Alan Geoghegan seeks to extend Indian summer
His club, O’Loughlin Gaels. “I hadn’t played senior since the 2013 quarter-final,” he notes. “Didn’t feature in 2014 and wasn’t even on the panel in 2015. Just tipped away junior. This day last year, I was over 16 stone. It’s a fair load when you’re 5’9” and 37 years of age…”
Later that evening, Alan Geoghegan and Henry Shefflin were hazing and messing in a pub on John Street. Geoghegan and Shefflin are old friends from sharing a house in WIT days, late 1990s into early 2000s.
“Henry was on to me I should still be out there,” he recalls. “I was saying: ‘I’m too overweight.’ He was saying: ‘That’s up to you to solve.’ Drink talk. You know yourself… Usually goes nowhere.”

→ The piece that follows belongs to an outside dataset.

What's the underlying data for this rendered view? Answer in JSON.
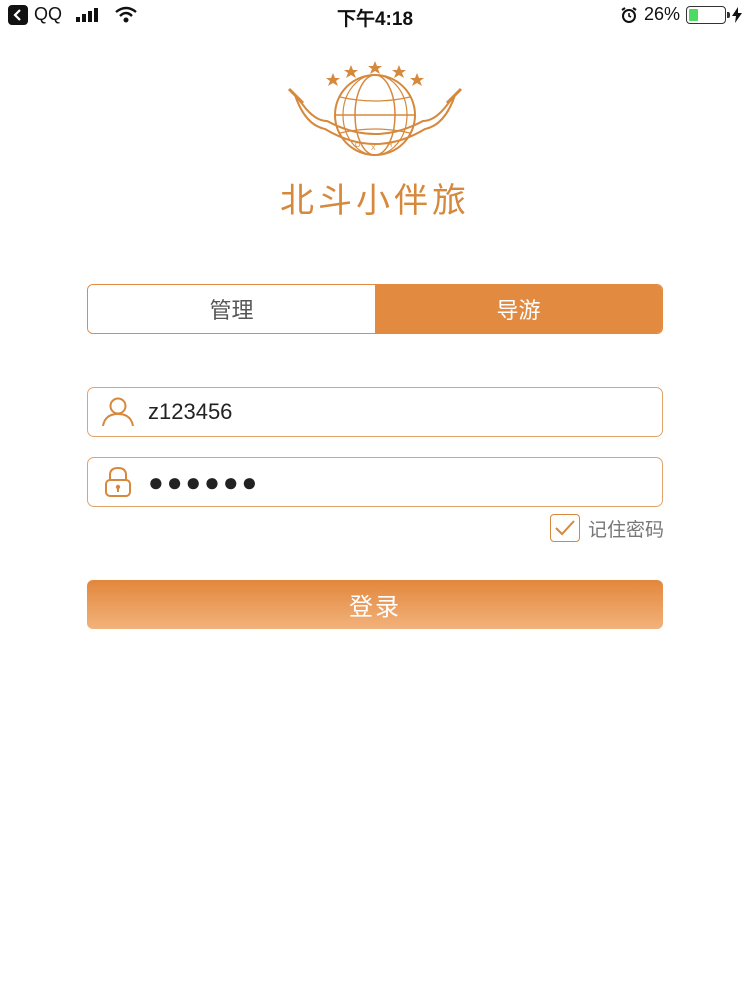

Geoghegan elaborates: “I wasn’t really friendly with Henry in school. We kind of got to know each other going up and down to Waterford on the bus, in first year. He used to be on to me to keep him a seat. You couldn’t have The King standing all the way from Ballyhale to Waterford!”
They soon knew each other well: “Ah, to be fair, he was just Henry and great craic, and becoming a serious hurler. I went down to WIT to do Business Studies. Hurling wasn’t really mapped. I wasn’t one of those lads first up in college for the GAA club. I was looking for other things.
“But Willie Maher [current Tipperary U21 Manager] asked me to play Freshers. So I did, and ended up a sub for the Fitzgibbon in ’98. Hurling just took off.”
That assessment is lovely understatement. Alan Geoghegan won a Fitzgibbon Cup at midfield in 1999 and at wing forward in 2000. “We had this great spirit under Andy Moloney as captain,” he relays. “The first win, up in Templemore against UCC, was unbelievable. Enda Everard was on that panel, and we stopped off in his home pub in Templetuohy on the way home. We didn’t spare that week in Waterford…”
Two decades later, many shapes and forms, Alan Geoghegan was a different man. But here is a seed. Day after that disappointment against Clara, he was out and about in O’Loughlin Gaels circles, everyone trying to look forward.
He ended up chatting to the team’s trainer: “Mickey Comerford mentioned the same as Henry: why not come back? Again, I thought it was only drink talk. But myself and two other lads, Brian Murphy and James O’Keeffe, met up with Mickey later that week. We took him as a personal trainer, and the three of us drove each other on.”
A serious programme ensued: “I did seven straight weeks and only took a week off over the Christmas. The first three weeks, when I wasn’t seeing much change, were really difficult. Everything went: drink, takeaways, the whole lot. I was looking for a total lifestyle change...
“But the three of us kept going, and by the end of January I’d two and a half stone lost. I hadn’t been that weight for nearly 10 years…”
Still the man doubted: “I was saying to myself: losing weight is one thing but am I fit? So I went and did the hurlers’ fitness test in early February.” Comerford rang two days later: he had performed best of the group.
Geoghegan rode fresh confidence the whole way to October. He sketches the path: “I had to go home and talk to my wife, Niamh. We have two young boys, Robbie and Conor. Being out of the house at least three evenings a week is massive commitment. But Niamh was all for it, thankfully.
“I played the senior league games except the last one against Ballyhale, because I’d junior the next day. I was doing alright and getting back confidence. Mainly just doing a job for the team, helping out my midfielder, helping out my wing back.”
Alan Geoghegan’s career includes three senior seasons with Kilkenny, 2001-03. He made Brian Cody’s radar as corner forward on 1999’s champion U21 side. A sub in the 2002 Leinster final, he earned a Celtic Cross that season.
“I pulled out in August 2003,” he says. “I wasn’t dropped. I just wasn’t getting enough game time, and felt I was too detached from the club.”
This October saw his crowd back in the senior final.
Their opponents? Shefflin’s Ballyhale Shamrocks. That hazy conversation in John Street found a potent swerve.
Alan Geoghegan hurled a solid hour, joining up the play, paying his way. The Gaels overpowered the Shamrocks in the final quarter, value winners by four points.
“I was just delighted to get back in and do a team job. It was great to get back into a dressing room with Gorta [Martin Comerford] and Hogie [Brian Hogan], who are our two main voices.
“We lost a junior quarter-final to Dicksboro last year. I wasn’t great and lads told me afterwards I should pack in the hurling entirely, that I was gone 37. I met a few of them up in the clubhouse at the meal after the senior win. What can you say? I suppose there are negative people in every club…”
The man smiles. He is entitled to smile. He is, in no small sense, a different man.